John and Merv were the first to launch in the DG1000 followed by Mike and Bob in the Duo Discus. Both gliders took high tows to cloud base over stage 2 which took them directly into the wave. The gliders climbed slowly at first and with patience Mike and Bob climbed to 13,800' over the Hecho valley. John and Merv had an interesting time exploring the lower reaches of the wave.
|Mike enjoying the view from above the clouds for once|
|Duo Discus climbing well on its way to 13,800'|
|The view from above Stage 2. (and a very tricky "Spot the Merv" competition)|
|The view west from above the clouds.|
|View East over the Stage 1 fire break.|
Graham and Merv persisted and the conditions eventually cycled, but the wave was never as good as it had been earlier in the day. Graham and Merv achieved 6,500' during their 3 hour flight.
About 10 hours flown today in 4 sorties.
Hopefully it will be a little warmer tomorrow.
Tuesday, 15 March 2016
|Morag gets creative before briefing.|
It looked like it was going to take a while for the low level cloud to lift so Merv gave a great impromptu lecture on mountain flying which was a very productive use of the time before lunch.
|Merv and Ayala assessing the conditions to the north.|
After lunch everyone headed over to unpack the hanger. The weight of snow on the roof meant that the motorised doors needed human assistance to open far enough to get the gliders out. Then we had to manouvre the gliders through the curtain of water falling from the melting snow on the roof.
|Hanger with built in glider washing facilities.|
Everyone flew with the longest flight being just over an hour and a half. At 4,700' the cloudbase was low by Jaca standards but the views were spectacular with snow still covering most of the ground in the valley.

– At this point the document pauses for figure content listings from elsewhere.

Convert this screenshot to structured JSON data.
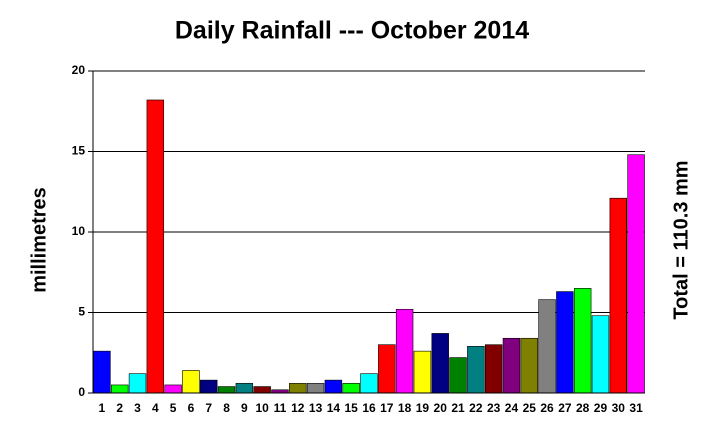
{
  "chart_data": {
    "type": "bar",
    "title": "Daily Rainfall --- October 2014",
    "y_label": "millimetres",
    "annotation": "Total = 110.3 mm",
    "categories": [
      "1",
      "2",
      "3",
      "4",
      "5",
      "6",
      "7",
      "8",
      "9",
      "10",
      "11",
      "12",
      "13",
      "14",
      "15",
      "16",
      "17",
      "18",
      "19",
      "20",
      "21",
      "22",
      "23",
      "24",
      "25",
      "26",
      "27",
      "28",
      "29",
      "30",
      "31"
    ],
    "values": [
      2.6,
      0.5,
      1.2,
      18.2,
      0.5,
      1.4,
      0.8,
      0.4,
      0.6,
      0.4,
      0.2,
      0.6,
      0.6,
      0.8,
      0.6,
      1.2,
      3.0,
      5.2,
      2.6,
      3.7,
      2.2,
      2.9,
      3.0,
      3.4,
      3.4,
      5.8,
      6.3,
      6.5,
      4.8,
      12.1,
      14.8
    ],
    "colors": [
      "#0000ff",
      "#00ff00",
      "#00ffff",
      "#ff0000",
      "#ff00ff",
      "#ffff00",
      "#000080",
      "#008000",
      "#008080",
      "#800000",
      "#800080",
      "#808000",
      "#808080",
      "#0000ff",
      "#00ff00",
      "#00ffff",
      "#ff0000",
      "#ff00ff",
      "#ffff00",
      "#000080",
      "#008000",
      "#008080",
      "#800000",
      "#800080",
      "#808000",
      "#808080",
      "#0000ff",
      "#00ff00",
      "#00ffff",
      "#ff0000",
      "#ff00ff"
    ],
    "ylim": [
      0,
      20
    ],
    "yticks": [
      0,
      5,
      10,
      15,
      20
    ],
    "grid": true
  }
}
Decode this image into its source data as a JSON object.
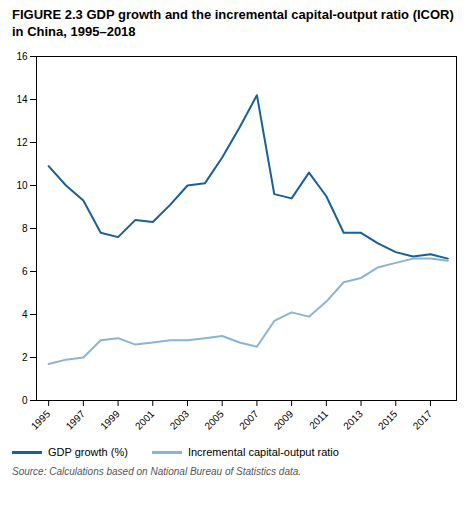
{
  "chart_data": {
    "type": "line",
    "title": "FIGURE 2.3 GDP growth and the incremental capital-output ratio (ICOR) in China, 1995–2018",
    "caption": "Source: Calculations based on National Bureau of Statistics data.",
    "x": [
      1995,
      1996,
      1997,
      1998,
      1999,
      2000,
      2001,
      2002,
      2003,
      2004,
      2005,
      2006,
      2007,
      2008,
      2009,
      2010,
      2011,
      2012,
      2013,
      2014,
      2015,
      2016,
      2017,
      2018
    ],
    "series": [
      {
        "name": "GDP growth (%)",
        "color": "#1a5f96",
        "values": [
          10.9,
          10.0,
          9.3,
          7.8,
          7.6,
          8.4,
          8.3,
          9.1,
          10.0,
          10.1,
          11.3,
          12.7,
          14.2,
          9.6,
          9.4,
          10.6,
          9.5,
          7.8,
          7.8,
          7.3,
          6.9,
          6.7,
          6.8,
          6.6
        ]
      },
      {
        "name": "Incremental capital-output ratio",
        "color": "#8ab4d4",
        "values": [
          1.7,
          1.9,
          2.0,
          2.8,
          2.9,
          2.6,
          2.7,
          2.8,
          2.8,
          2.9,
          3.0,
          2.7,
          2.5,
          3.7,
          4.1,
          3.9,
          4.6,
          5.5,
          5.7,
          6.2,
          6.4,
          6.6,
          6.6,
          6.5
        ]
      }
    ],
    "xlim": [
      1994.3,
      2018.5
    ],
    "xticks": [
      1995,
      1997,
      1999,
      2001,
      2003,
      2005,
      2007,
      2009,
      2011,
      2013,
      2015,
      2017
    ],
    "ylim": [
      0,
      16
    ],
    "yticks": [
      0,
      2,
      4,
      6,
      8,
      10,
      12,
      14,
      16
    ],
    "grid": false,
    "legend": "bottom"
  }
}
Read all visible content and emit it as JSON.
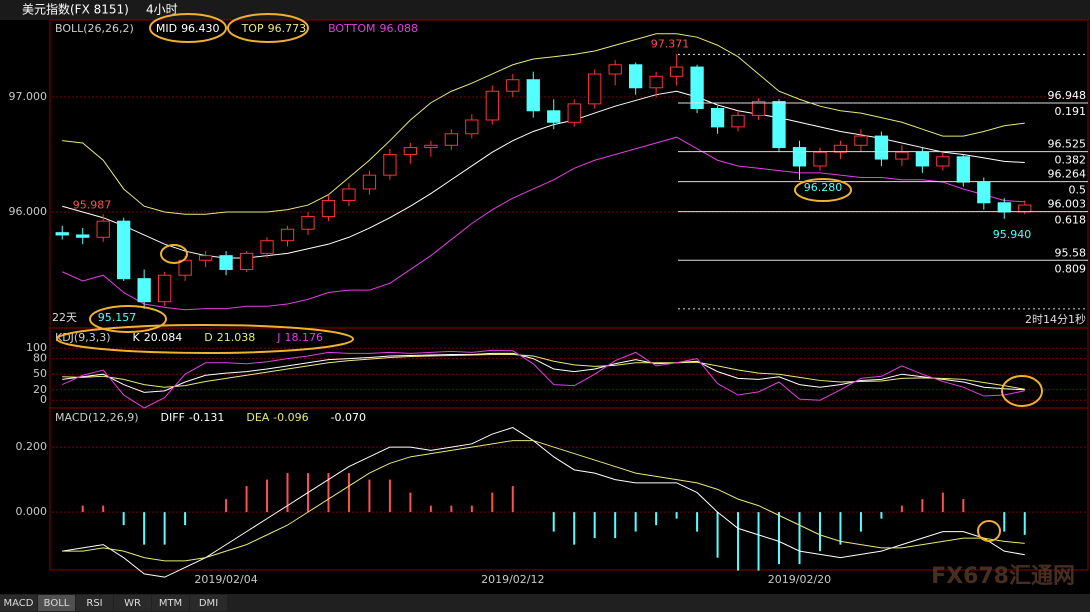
{
  "header": {
    "title": "美元指数(FX 8151)",
    "period": "4小时"
  },
  "tabs": [
    "MACD",
    "BOLL",
    "RSI",
    "WR",
    "MTM",
    "DMI"
  ],
  "watermark": "FX678汇通网",
  "chart_data": [
    {
      "type": "candlestick",
      "title": "BOLL(26,26,2)",
      "categories": [
        null,
        null,
        null,
        null,
        null,
        null,
        null,
        null,
        "2019/02/04",
        null,
        null,
        null,
        null,
        null,
        null,
        null,
        null,
        null,
        null,
        null,
        null,
        null,
        "2019/02/12",
        null,
        null,
        null,
        null,
        null,
        null,
        null,
        null,
        null,
        null,
        null,
        null,
        null,
        "2019/02/20",
        null,
        null,
        null,
        null,
        null,
        null,
        null,
        null,
        null,
        null,
        null
      ],
      "open": [
        95.82,
        95.8,
        95.78,
        95.92,
        95.42,
        95.22,
        95.45,
        95.58,
        95.62,
        95.5,
        95.64,
        95.75,
        95.85,
        95.96,
        96.1,
        96.2,
        96.32,
        96.5,
        96.56,
        96.58,
        96.68,
        96.8,
        97.05,
        97.15,
        96.88,
        96.78,
        96.94,
        97.2,
        97.28,
        97.08,
        97.18,
        97.26,
        96.9,
        96.74,
        96.84,
        96.96,
        96.56,
        96.4,
        96.52,
        96.58,
        96.66,
        96.46,
        96.52,
        96.4,
        96.48,
        96.26,
        96.08,
        96.0
      ],
      "high": [
        95.88,
        95.86,
        95.98,
        95.95,
        95.5,
        95.48,
        95.62,
        95.66,
        95.66,
        95.66,
        95.78,
        95.88,
        96.0,
        96.15,
        96.25,
        96.36,
        96.55,
        96.6,
        96.62,
        96.72,
        96.85,
        97.1,
        97.2,
        97.22,
        96.98,
        96.98,
        97.24,
        97.32,
        97.3,
        97.22,
        97.371,
        97.28,
        96.92,
        96.88,
        96.99,
        96.98,
        96.62,
        96.56,
        96.62,
        96.72,
        96.7,
        96.58,
        96.56,
        96.52,
        96.5,
        96.3,
        96.12,
        96.1
      ],
      "low": [
        95.76,
        95.72,
        95.74,
        95.4,
        95.157,
        95.18,
        95.4,
        95.52,
        95.45,
        95.48,
        95.6,
        95.7,
        95.8,
        95.92,
        96.05,
        96.15,
        96.28,
        96.42,
        96.48,
        96.54,
        96.64,
        96.76,
        97.0,
        96.82,
        96.72,
        96.74,
        96.9,
        97.1,
        97.02,
        97.0,
        97.1,
        96.86,
        96.68,
        96.7,
        96.8,
        96.52,
        96.28,
        96.36,
        96.46,
        96.52,
        96.4,
        96.4,
        96.34,
        96.36,
        96.22,
        96.02,
        95.94,
        95.98
      ],
      "close": [
        95.8,
        95.78,
        95.92,
        95.42,
        95.22,
        95.45,
        95.58,
        95.62,
        95.5,
        95.64,
        95.75,
        95.85,
        95.96,
        96.1,
        96.2,
        96.32,
        96.5,
        96.56,
        96.58,
        96.68,
        96.8,
        97.05,
        97.15,
        96.88,
        96.78,
        96.94,
        97.2,
        97.28,
        97.08,
        97.18,
        97.26,
        96.9,
        96.74,
        96.84,
        96.96,
        96.56,
        96.4,
        96.52,
        96.58,
        96.66,
        96.46,
        96.52,
        96.4,
        96.48,
        96.26,
        96.08,
        96.0,
        96.06
      ],
      "up_color": "#ff3232",
      "down_color": "#54ffff",
      "series": [
        {
          "name": "MID",
          "last_label": "96.430",
          "color": "#ffffff",
          "values": [
            96.05,
            96.0,
            95.95,
            95.88,
            95.8,
            95.72,
            95.66,
            95.62,
            95.6,
            95.6,
            95.62,
            95.64,
            95.68,
            95.72,
            95.78,
            95.86,
            95.95,
            96.05,
            96.16,
            96.28,
            96.4,
            96.52,
            96.62,
            96.7,
            96.76,
            96.8,
            96.86,
            96.92,
            96.97,
            97.02,
            97.05,
            97.0,
            96.93,
            96.88,
            96.85,
            96.82,
            96.78,
            96.74,
            96.7,
            96.67,
            96.64,
            96.6,
            96.56,
            96.52,
            96.5,
            96.47,
            96.44,
            96.43
          ]
        },
        {
          "name": "TOP",
          "last_label": "96.773",
          "color": "#e8e87a",
          "values": [
            96.62,
            96.6,
            96.45,
            96.2,
            96.05,
            96.0,
            95.98,
            95.98,
            96.0,
            96.0,
            96.0,
            96.02,
            96.06,
            96.15,
            96.3,
            96.45,
            96.62,
            96.8,
            96.95,
            97.05,
            97.12,
            97.2,
            97.28,
            97.33,
            97.35,
            97.37,
            97.4,
            97.45,
            97.5,
            97.55,
            97.55,
            97.52,
            97.45,
            97.35,
            97.2,
            97.05,
            96.98,
            96.92,
            96.88,
            96.86,
            96.82,
            96.78,
            96.72,
            96.66,
            96.66,
            96.7,
            96.75,
            96.773
          ]
        },
        {
          "name": "BOTTOM",
          "last_label": "96.088",
          "color": "#e040e0",
          "values": [
            95.48,
            95.4,
            95.45,
            95.3,
            95.2,
            95.17,
            95.15,
            95.16,
            95.16,
            95.18,
            95.18,
            95.2,
            95.24,
            95.3,
            95.32,
            95.32,
            95.38,
            95.5,
            95.62,
            95.76,
            95.9,
            96.02,
            96.12,
            96.2,
            96.28,
            96.38,
            96.45,
            96.5,
            96.55,
            96.6,
            96.65,
            96.55,
            96.45,
            96.4,
            96.38,
            96.36,
            96.34,
            96.34,
            96.32,
            96.3,
            96.3,
            96.28,
            96.28,
            96.26,
            96.2,
            96.15,
            96.1,
            96.088
          ]
        }
      ],
      "ylim": [
        94.991,
        97.652
      ],
      "yticks": [
        {
          "value": 96,
          "label": "96.000"
        },
        {
          "value": 97,
          "label": "97.000"
        }
      ],
      "grid": true,
      "fib_levels": [
        {
          "price": 96.948,
          "ratio": 0.191
        },
        {
          "price": 96.525,
          "ratio": 0.382
        },
        {
          "price": 96.264,
          "ratio": 0.5
        },
        {
          "price": 96.003,
          "ratio": 0.618
        },
        {
          "price": 95.58,
          "ratio": 0.809
        }
      ],
      "annotations": [
        {
          "value": 97.371,
          "label": "97.371",
          "color": "#ff5050"
        },
        {
          "value": 95.987,
          "label": "95.987",
          "color": "#ff5050"
        },
        {
          "value": 95.157,
          "label": "95.157",
          "color": "#54ffff"
        },
        {
          "value": 96.28,
          "label": "96.280",
          "color": "#54ffff"
        },
        {
          "value": 95.94,
          "label": "95.940",
          "color": "#54ffff"
        }
      ],
      "notes": [
        "22天",
        "2时14分1秒"
      ]
    },
    {
      "type": "line",
      "title": "KDJ(9,3,3)",
      "series": [
        {
          "name": "K",
          "last_label": "20.084",
          "color": "#ffffff",
          "values": [
            40,
            45,
            50,
            30,
            15,
            18,
            35,
            48,
            52,
            55,
            60,
            66,
            72,
            78,
            80,
            82,
            85,
            86,
            87,
            88,
            88,
            90,
            90,
            80,
            60,
            55,
            60,
            70,
            78,
            70,
            72,
            75,
            55,
            42,
            40,
            45,
            30,
            25,
            30,
            38,
            40,
            50,
            45,
            40,
            35,
            25,
            22,
            20.084
          ]
        },
        {
          "name": "D",
          "last_label": "21.038",
          "color": "#e8e87a",
          "values": [
            45,
            44,
            46,
            40,
            30,
            25,
            28,
            36,
            42,
            48,
            54,
            60,
            66,
            72,
            76,
            79,
            82,
            84,
            85,
            86,
            87,
            88,
            88,
            85,
            75,
            68,
            65,
            67,
            72,
            72,
            72,
            73,
            66,
            58,
            52,
            50,
            44,
            38,
            35,
            36,
            37,
            42,
            43,
            42,
            40,
            34,
            28,
            21.038
          ]
        },
        {
          "name": "J",
          "last_label": "18.176",
          "color": "#e040e0",
          "values": [
            30,
            48,
            58,
            10,
            -15,
            5,
            50,
            72,
            72,
            70,
            74,
            80,
            85,
            92,
            90,
            90,
            92,
            90,
            92,
            94,
            92,
            96,
            95,
            70,
            30,
            28,
            50,
            76,
            92,
            66,
            72,
            80,
            32,
            10,
            16,
            35,
            2,
            0,
            20,
            42,
            46,
            66,
            50,
            36,
            25,
            8,
            10,
            18.176
          ]
        }
      ],
      "ylim": [
        -15,
        135
      ],
      "yticks": [
        0,
        20,
        50,
        80,
        100
      ],
      "grid": true
    },
    {
      "type": "macd",
      "title": "MACD(12,26,9)",
      "histogram": {
        "last_label": "-0.070",
        "up_color": "#ff5050",
        "down_color": "#54ffff",
        "values": [
          0,
          0.02,
          0.02,
          -0.04,
          -0.1,
          -0.1,
          -0.04,
          0,
          0.04,
          0.08,
          0.1,
          0.12,
          0.12,
          0.12,
          0.12,
          0.1,
          0.1,
          0.06,
          0.02,
          0.02,
          0.02,
          0.06,
          0.08,
          0,
          -0.06,
          -0.1,
          -0.08,
          -0.08,
          -0.06,
          -0.04,
          -0.02,
          -0.06,
          -0.14,
          -0.18,
          -0.18,
          -0.16,
          -0.16,
          -0.12,
          -0.1,
          -0.06,
          -0.02,
          0.02,
          0.04,
          0.06,
          0.04,
          0,
          -0.06,
          -0.07
        ]
      },
      "series": [
        {
          "name": "DIFF",
          "last_label": "-0.131",
          "color": "#ffffff",
          "values": [
            -0.12,
            -0.11,
            -0.1,
            -0.14,
            -0.19,
            -0.2,
            -0.17,
            -0.14,
            -0.1,
            -0.06,
            -0.02,
            0.02,
            0.06,
            0.1,
            0.14,
            0.17,
            0.2,
            0.2,
            0.19,
            0.2,
            0.21,
            0.24,
            0.26,
            0.22,
            0.17,
            0.13,
            0.12,
            0.1,
            0.09,
            0.09,
            0.09,
            0.06,
            0.0,
            -0.05,
            -0.07,
            -0.09,
            -0.12,
            -0.13,
            -0.14,
            -0.13,
            -0.12,
            -0.1,
            -0.08,
            -0.06,
            -0.06,
            -0.08,
            -0.12,
            -0.131
          ]
        },
        {
          "name": "DEA",
          "last_label": "-0.096",
          "color": "#e8e87a",
          "values": [
            -0.12,
            -0.12,
            -0.11,
            -0.12,
            -0.14,
            -0.15,
            -0.15,
            -0.14,
            -0.12,
            -0.1,
            -0.07,
            -0.04,
            0.0,
            0.04,
            0.08,
            0.12,
            0.15,
            0.17,
            0.18,
            0.19,
            0.2,
            0.21,
            0.22,
            0.22,
            0.2,
            0.18,
            0.16,
            0.14,
            0.12,
            0.11,
            0.1,
            0.09,
            0.07,
            0.04,
            0.02,
            -0.01,
            -0.04,
            -0.07,
            -0.09,
            -0.1,
            -0.11,
            -0.11,
            -0.1,
            -0.09,
            -0.08,
            -0.08,
            -0.09,
            -0.096
          ]
        }
      ],
      "ylim": [
        -0.178,
        0.314
      ],
      "yticks": [
        {
          "value": 0,
          "label": "0.000"
        },
        {
          "value": 0.2,
          "label": "0.200"
        }
      ],
      "grid": true
    }
  ]
}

With the spare keys returned from Huesca and everyone back on the ground, the were gliders washed (courtesy of the hanger roof) and the hanger doors closed by 6pm.
Photo down the wing
How quickly the weather can change. When everyone arrived on Sunday it was a beautiful sunny day with barely a cloud in the sky and light winds. When we looked out the appartment window on Monday we found the roofs covered in snow. The 10:30 weather briefing confirmed that the day was going to be a write off as it was forecast to continue to snow all day.
The group made other plans with most heading for the supermarkets or shops in Jaca for retail therapy.
The highlight of the day was Morag catering for 14 in the instructor's apartment. Jim, Merv and Bob providing willing but limited assistance. On the menu was meatballs with spaghetti followed by carmelised oranges and greek yoghurt that looked remarkably like white emulsion.
Photos will follow if Bob can get to grips with the technology.